Sir Jackie Stewart was honoured today as the Goodwood Revival paid tribute to the three-time Formula 1 World Champion. The stature of the motorsport luminaries, such as Sir Stirling Moss and John Surtees, present as 24 cars from Sir Jackie’s career lined up on the grid, was testament to the regard in which he is held not only for his track success but his campaigning work on racing safety. Lord March recalled how his grandfather, Freddie, ninth Duke of Richmond, had pointed out a young Jackie Stewart to him as a future world champion.

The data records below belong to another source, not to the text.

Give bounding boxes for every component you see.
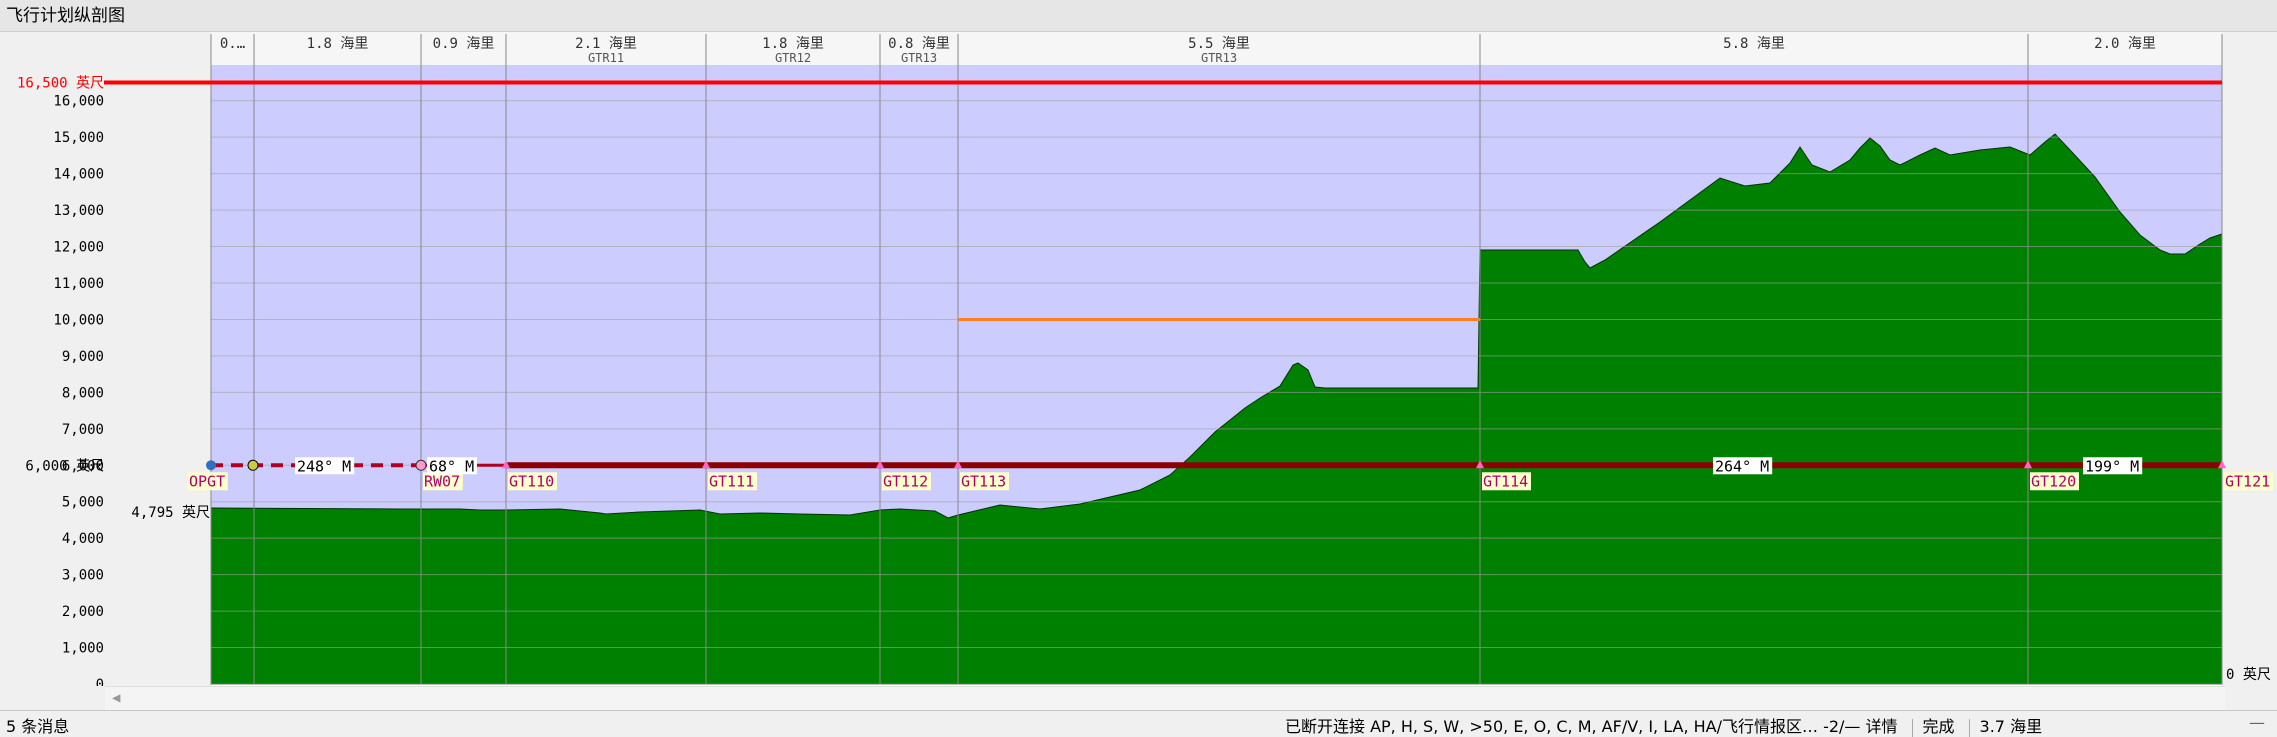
status-separator [1911, 718, 1913, 737]
y-tick-label: 14,000 [53, 167, 104, 183]
connection-status[interactable]: 已断开连接 AP, H, S, W, >50, E, O, C, M, AF/V… [1285, 713, 1898, 737]
y-tick-label: 12,000 [53, 240, 104, 256]
segment-airway: GTR13 [1201, 51, 1237, 65]
y-tick-label: 10,000 [53, 312, 104, 328]
segment-distance: 0.8 海里 [888, 36, 950, 52]
y-axis-panel [0, 32, 211, 686]
message-count[interactable]: 5 条消息 [6, 713, 69, 737]
heading-label: 264° M [1715, 457, 1769, 475]
segment-distance: 0.… [220, 36, 245, 52]
waypoint-label: OPGT [189, 472, 225, 490]
waypoint-label: GT111 [709, 472, 754, 490]
heading-label: 68° M [429, 457, 474, 475]
distance-status: 3.7 海里 [1979, 717, 2043, 736]
y-tick-label: 2,000 [62, 604, 104, 620]
segment-distance: 1.8 海里 [762, 36, 824, 52]
y-tick-label: 7,000 [62, 422, 104, 438]
segment-distance: 5.8 海里 [1723, 36, 1785, 52]
segment-airway: GTR11 [588, 51, 624, 65]
y-tick-label: 16,000 [53, 94, 104, 110]
waypoint-label: GT121 [2225, 472, 2270, 490]
y-tick-label: 5,000 [62, 495, 104, 511]
y-tick-label: 1,000 [62, 641, 104, 657]
heading-label: 248° M [297, 457, 351, 475]
heading-label: 199° M [2085, 457, 2139, 475]
status-separator [1968, 718, 1970, 737]
scroll-left-arrow-icon[interactable]: ◀ [112, 690, 120, 706]
waypoint-label: GT120 [2031, 472, 2076, 490]
ceiling-label: 16,500 英尺 [17, 75, 104, 92]
zero-altitude-label: 0 英尺 [2226, 666, 2271, 683]
y-tick-label: 4,000 [62, 531, 104, 547]
cruise-altitude-label: 6,000 英尺 [25, 457, 104, 474]
y-tick-label: 8,000 [62, 385, 104, 401]
y-tick-label: 3,000 [62, 568, 104, 584]
right-panel [2222, 32, 2277, 686]
waypoint-label: GT110 [509, 472, 554, 490]
waypoint-label: GT112 [883, 472, 928, 490]
segment-airway: GTR12 [775, 51, 811, 65]
y-tick-label: 13,000 [53, 203, 104, 219]
min-altitude-label: 4,795 英尺 [131, 504, 210, 521]
segment-distance: 2.1 海里 [575, 36, 637, 52]
runway-icon [415, 459, 427, 471]
y-tick-label: 15,000 [53, 130, 104, 146]
segment-distance: 0.9 海里 [433, 36, 495, 52]
segment-distance: 1.8 海里 [307, 36, 369, 52]
waypoint-label: GT114 [1483, 472, 1528, 490]
segment-airway: GTR13 [901, 51, 937, 65]
resize-grip-icon[interactable]: — [2249, 713, 2265, 732]
waypoint-label: GT113 [961, 472, 1006, 490]
airport-icon [206, 460, 216, 471]
status-bar: 5 条消息 已断开连接 AP, H, S, W, >50, E, O, C, M… [0, 710, 2277, 737]
done-status: 完成 [1922, 717, 1955, 736]
y-tick-label: 11,000 [53, 276, 104, 292]
segment-distance: 2.0 海里 [2094, 36, 2156, 52]
profile-chart: 01,0002,0003,0004,0005,0006,0007,0008,00… [0, 32, 2277, 686]
segment-distance: 5.5 海里 [1188, 36, 1250, 52]
status-right-group: 已断开连接 AP, H, S, W, >50, E, O, C, M, AF/V… [1285, 713, 2056, 737]
y-tick-label: 0 [96, 677, 104, 686]
horizontal-scrollbar[interactable] [105, 686, 2225, 711]
runway-threshold-icon [247, 459, 259, 471]
y-tick-label: 9,000 [62, 349, 104, 365]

Sir Jackie himself led the parade away in Tyrrell 006, the Cosworth Ford-engined car in which he secured his 1973 title. Surtees gave chase in an ex-Team Surtees Lola T70 similar that which Sir Jackie had driven for him in 1965. The variety of machinery that followed them indicated the Scot’s versatility and the way in which grand prix drivers of the 1960s and 1970s would compete in more than one race at an international event.
Notable was the Cooper-BMC Formula 3 machine in which Sir Jackie first proved himself during a test session at Goodwood in 1964, driven in the parade by his son Mark. Goodwood was a significant circuit during Stewart’s early career for he was to become joint-lap record holder with his fellow great Scot, Jim Clark in 1965.
Grand Prix winner Mark Webber was among the other drivers, piloting the Matra-Cosworth MS80 in which Sir Jackie had won his first F1 title in 1969. Richard Attwood, Le Mans winner in 1970, was at the wheel of a BRM similar to that with which Sir Jackie took his first F1 win, while out on track was also the Lola-Ford with which he led the Indy 500 as a ‘rookie’. Ken Tyrrell, who was so significant in Sir Jackie Stewart’s career, was also remembered as Adam Tyrrell drove the first of his grandfather’s Formula One creations.
Sir Jackie Stewart said: “The Goodwood Revival’ is one of the great events of the year and it’s a great honour to have this kind of celebration put together by Lord March. It was at Goodwood where I first drove a single-seater 50 years ago, and it changed my career.”